Structure determination of biological macromolecules, such as proteins and nucleic acids, is crucial to understanding their biological function. NMR spectra provide a wealth of information on molecular structure. In addition, NMR spectroscopy facilitates studies of conformational changes induced by ligand binding in protein-ligand, protein-DNA, and protein-protein interactions, providing insights into structural biology. This information is pivotal for modern knowledge-based drug design and protein engineering, and for their applications in biotechnology.
The three-dimensional structure of the molecule, in terms of interatomic distances and angular geometries, is present in NMR spectra through different kinds of restraints, all sensitive to local bonded geometry or orientation of the molecule. Distance restraints, i.e. information on the proximity of particular nuclei, are determined from NOE/ROE intensities, which are inversely proportional to interatomic distances. Dihedral restraints are extracted from scalar couplings to supply information on torsional angles. Chemical shift restraints, which are readily available after assignment of NMR signals, enable loose definition of backbone dihedral angles φ and ψ. Projection restraints, which define the orientations of different interatomic vectors with respect to each other, can be used as long-range structural restraints. These can be measured, for example, from cross-correlated relaxation rates (Reif et al. 1997), from diffusion anisotropy by measuring T1/T2 ratios for 15N and 13C (Tjandra et al. 1997), or from residual dipolar couplings (Tolman et al. 1995). In addition, recently measured J-couplings across hydrogen bonds have become valuable constraints for structure determination (Dingley & Grzesiek 1998).

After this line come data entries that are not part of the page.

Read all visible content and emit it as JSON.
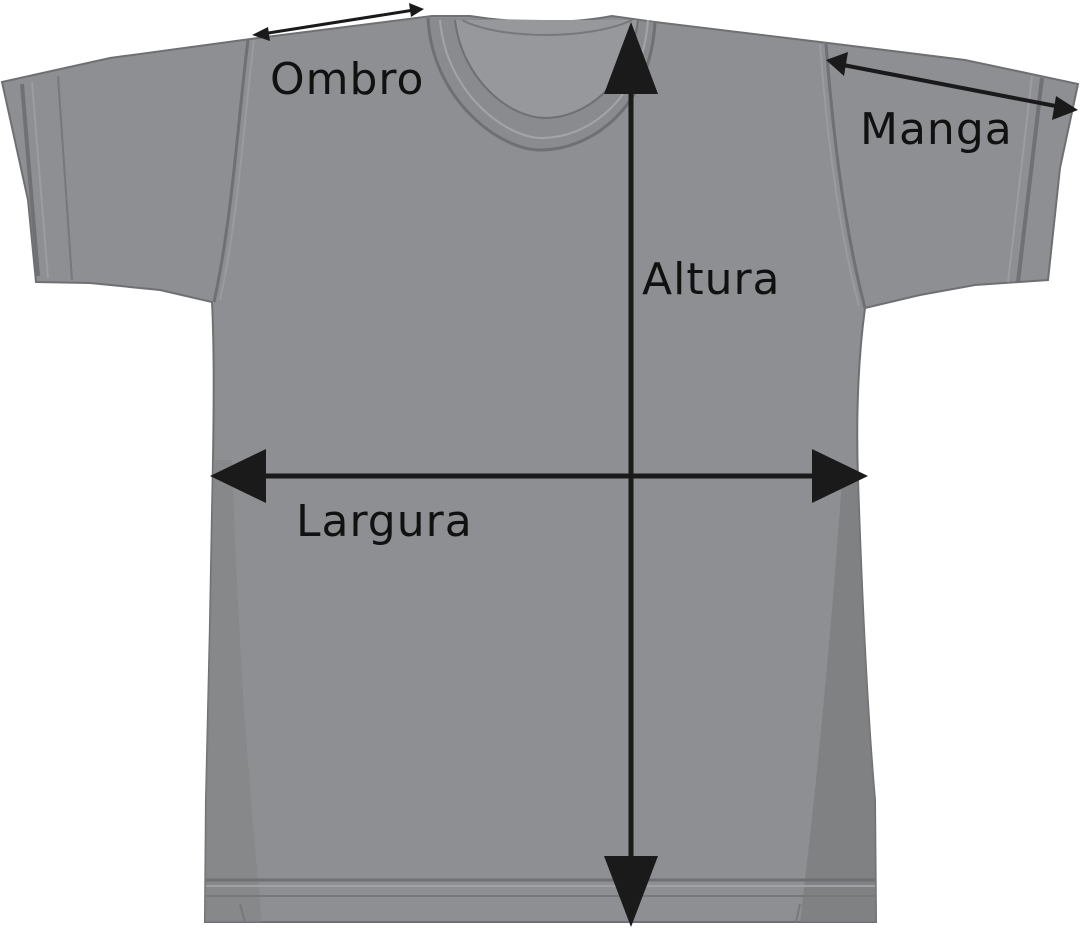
{
  "diagram": {
    "subject": "t-shirt",
    "labels": {
      "shoulder": "Ombro",
      "sleeve": "Manga",
      "height": "Altura",
      "width": "Largura"
    }
  },
  "colors": {
    "shirt_body": "#8e8f92",
    "shirt_shadow": "#7c7d80",
    "shirt_highlight": "#9a9b9e",
    "seam": "#6f7073",
    "arrow": "#1a1a1a",
    "text": "#111111"
  }
}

The present thesis focuses on different NMR methods devised for measurement of scalar and residual dipolar couplings in the protein backbone. Scalar couplings (or J-couplings) provide important structural information as they relate to dihedral angles via Karplus equations (Karplus 1959; Bystrov 1976), and their magnitude and sign reflect the local bonded geometry. There are three torsion angles in the polypeptide chain, which can be determined by NMR spectroscopy. The most important of these is the φ angle, which defines the dihedral between intraresidue amide and alpha protons. The size of this coupling constant is usually indicative of whether the corresponding amino acid residue resides in the α-helical or β-sheet region (Wüthrich 1986). Scalar coupling information is very useful in protein structure refinement as a structural constraint for defining the angle between two bond vectors, e.g. N-H and C-H.
Dipolar couplings have been used for structure determination in small molecules since the 1960’s (Saupe & Englert 1963), but their applicability for protein structure determination was demonstrated only very recently (Tolman et al. 1995; Tjandra et al. 1996; Tjandra & Bax 1997). The information content in dipolar couplings is quite different to that obtained from scalar interactions. Unlike scalar interaction, dipolar coupling is not a molecular constant. It originates from the through-space magnetic interaction between nuclei. Thus, dipolar interactions depend on interatomic distances and on the orientation of the internuclear vector with respect to the applied magnetic field (Saupe & Englert 1963).
In high-resolution NMR, dipolar couplings average to zero in solution, owing to the isotropic tumbling of molecules. However, minute residual dipolar couplings can be measured from macromolecules due to their intrinsic magnetic susceptibility anisotropy, and consequently, their small degree of alignment with the magnetic field (Tolman et al. 1995). A larger alignment emerges by dissolving the molecule in an anisotropic medium (Bax & Tjandra 1997). This enables a more reliable measurement of residual dipolar couplings.